The keynote speaker Professor Michael Biggs, whose presentation can be downloaded and listened to here, started off with asking the most important question of the day: do protests actually matter in effecting change? His analysis of the civil rights movement in the United States in the 1960s demonstrated that there is a cumulative effect of different types of active forms of protests – in his study sit ins – and that they have a positive impact on influencing policy and legal changes.

The next two speakers on the keynote panel, Dr Igor Stiks and Srecko Horvat, discussed the role of the Bosnian protests and subsequent citizens’ plena, arguing for their potentially transformative role in conceptualization of more direct forms of democracy in the region. They stressed the negative role of external actors – especially the European Union – in the development of post-war Bosnian democracy by importing excessive and over-burdening market (in terms of an economic shock therapy), which was not suitable for the local context. In their exposition, the overbearing capitalist presence of neo-liberal models of Jeffrey Sachs has led to Bosnian mimicking of the Western approaches to economic growth without adjusting it to the social needs of the post-socialist and post-war Balkan reality.

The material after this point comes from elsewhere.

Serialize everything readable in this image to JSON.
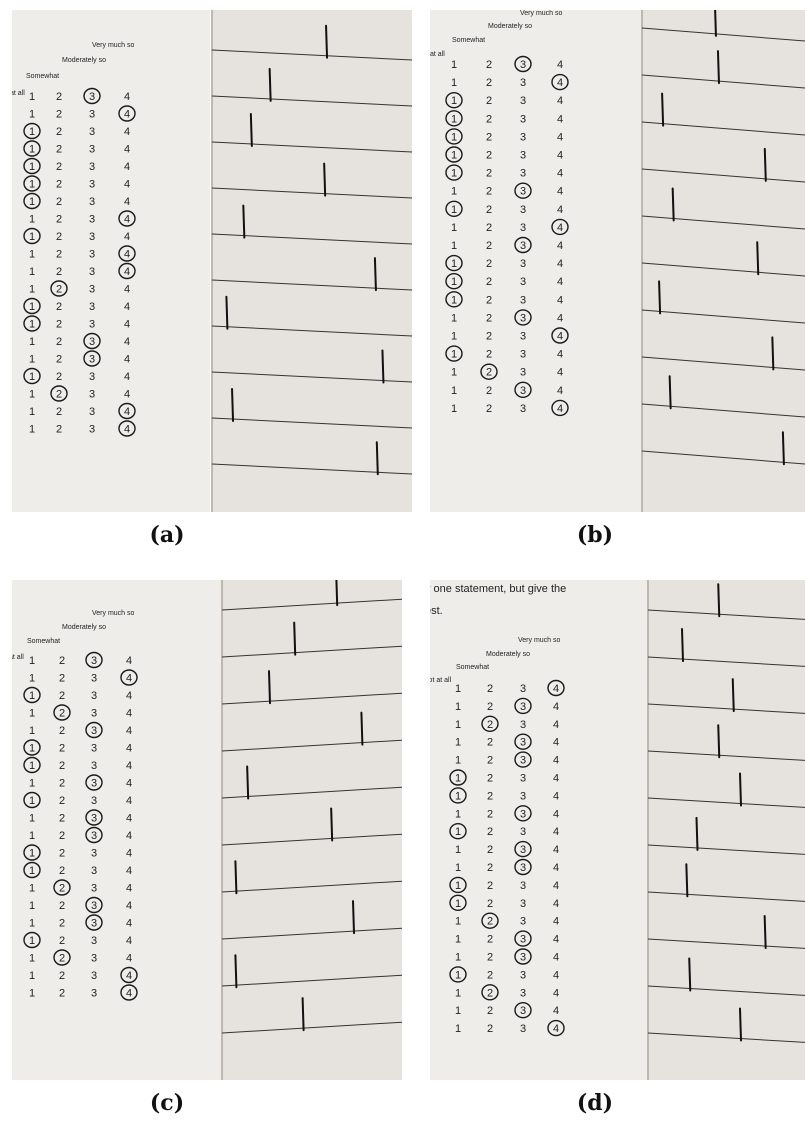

In the remainder of the day, participants presented a broad expertise of papers in six different panels. The first panel concentrated on some historical cases of social mobilization in the former Yugoslavia and Serbia while the parallel second panel discussed more extreme types of social protests such as self-immolations or different types of radicalization like football hooliganism. In the afternoon sessions, the emphasis was on media and the role of new media platform of activating people but also on NGO work and its effect on influencing policy. Session 5 discussed the developments after protests – especially on the Bosnian and Turkish case, arguing for contained optimism in both cases. The last session closed up the conference by looking specifically at different methodological approaches to studying these topics, closing up with Dr Olga Onuch’s talk about a quantitative survey-based research on the Maidan protests in Ukraine in the winter of 2013 and 2014.

Overall, the speakers noted that there is a much more general – global – popular disenchantment with the current state of democracy and democratic leadership as well as some global phenomena resulting from the economic downturn.

The symposium was funded by the ESRC DTC and St John’s College, with contributions from SEESOX, St Antony’s College, and the School of Slavonic and East European Studies at UCL.